Google can crawl a page and still choose not to index it - usually because the content is thin, duplicated elsewhere on your site, or marked noindex by a leftover staging tag. Search Console's Page Indexing report shows exactly which URLs are excluded and why. A site with 200 pages and 60 indexed has a real problem worth chasing before touching content.

Site structure and internal links

A flat structure, where every important page is a click or two from the homepage, spreads authority evenly and helps both crawlers and visitors find their way. Orphan pages with zero internal links, and categories buried five clicks deep, are the two most common structural faults. Internal links also tell Google which pages you consider most important - so link to them accordingly.

Structured data (schema markup)

Schema is code that states facts about your page in a format machines parse without guessing - this is a product, this is its price, this is an FAQ with these exact answers. It doesn't guarantee rich results, but it removes ambiguity that would otherwise cost you a chance at one. Organization, Product, FAQPage and BreadcrumbList are the schema types most sites are missing.
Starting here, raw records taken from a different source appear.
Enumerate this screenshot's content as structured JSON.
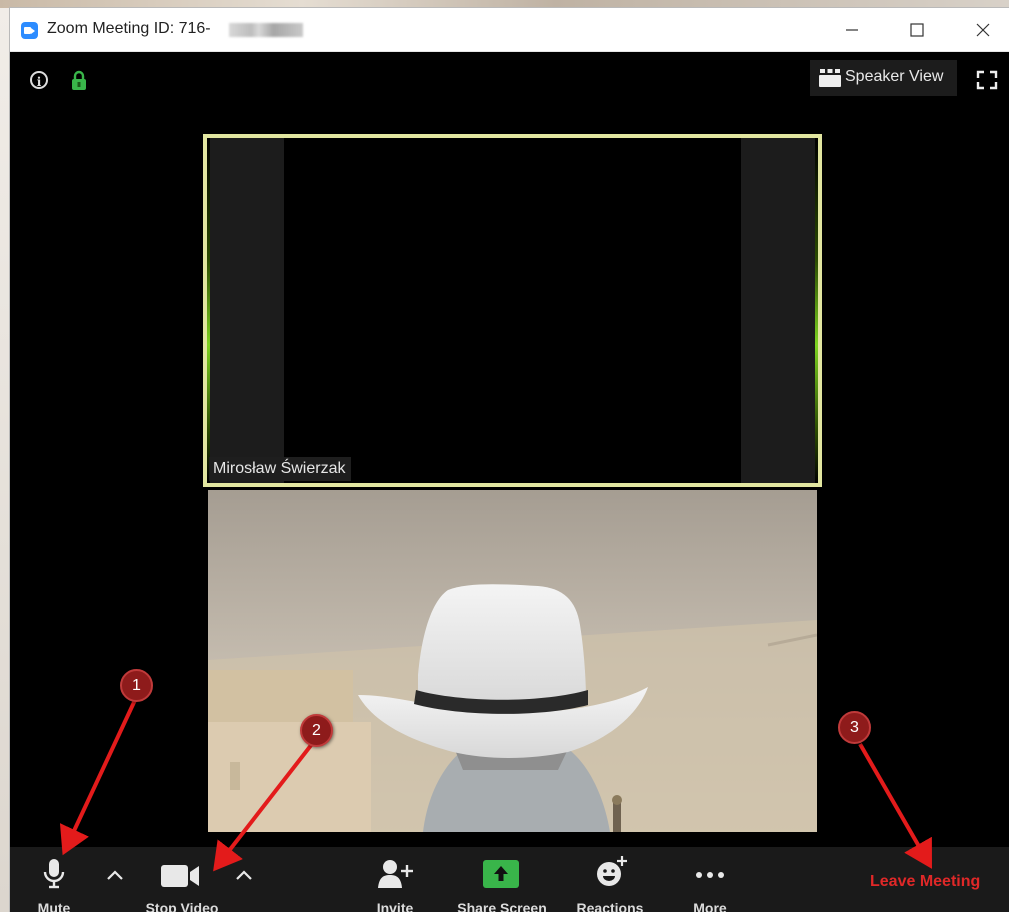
{
  "window": {
    "title": "Zoom Meeting ID: 716-"
  },
  "controls": {
    "minimize": "—",
    "maximize": "☐",
    "close": "✕"
  },
  "top": {
    "info_icon": "i",
    "speaker_view_label": "Speaker View"
  },
  "participants": [
    {
      "name": "Mirosław Świerzak",
      "active_speaker": true,
      "video_on": false
    },
    {
      "name": "",
      "video_on": true
    }
  ],
  "toolbar": {
    "mute": "Mute",
    "stop_video": "Stop Video",
    "invite": "Invite",
    "share_screen": "Share Screen",
    "reactions": "Reactions",
    "more": "More",
    "leave": "Leave Meeting"
  },
  "annotations": [
    "1",
    "2",
    "3"
  ],
  "colors": {
    "accent_blue": "#2d8cff",
    "active_border": "#e2e6a0",
    "share_green": "#39b54a",
    "leave_red": "#e02828",
    "badge_red": "#8e1b1b"
  }
}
Speed and mobile usability

Core Web Vitals and mobile-friendliness are technical SEO too - they're ranking signals Google measures directly rather than infers. A page that's slow or breaks on a phone screen is a technical fault, not a content one, and no amount of rewriting fixes it.

How to check yours without guessing

Most of this is invisible until you look - crawl errors, index bloat, and missing schema rarely show up just from browsing your own site. A scan that checks crawlability, indexing signals, structured data and Core Web Vitals together, rather than one at a time, is the fastest way to find out which of these is actually costing you. AuditHQ's Technical suite runs hundreds of these checks in one pass.

Frequently asked questions

Is technical SEO different from content SEO?

Yes. Technical SEO is whether search engines can access and understand your site at all - crawling, indexing, speed, structured data. Content SEO is whether what is on the page actually answers the query well. Both matter, but a technical fault can make great content invisible regardless of quality.

Do I need a developer to fix technical SEO?

Often, no. Sitemap and robots.txt fixes, basic schema, and image compression are doable on most CMS platforms without code. Deeper issues, like rendering problems, server response times, or complex redirect logic, usually need developer help, but a proper diagnosis first means you only pay for what is actually broken.

How often should I check technical SEO?

After any redesign, migration or platform change, always - these are the most common causes of sudden ranking drops. Otherwise, a quarterly check catches drift before it compounds: a forgotten noindex tag or broken sitemap can sit unnoticed for months and quietly erase your search visibility.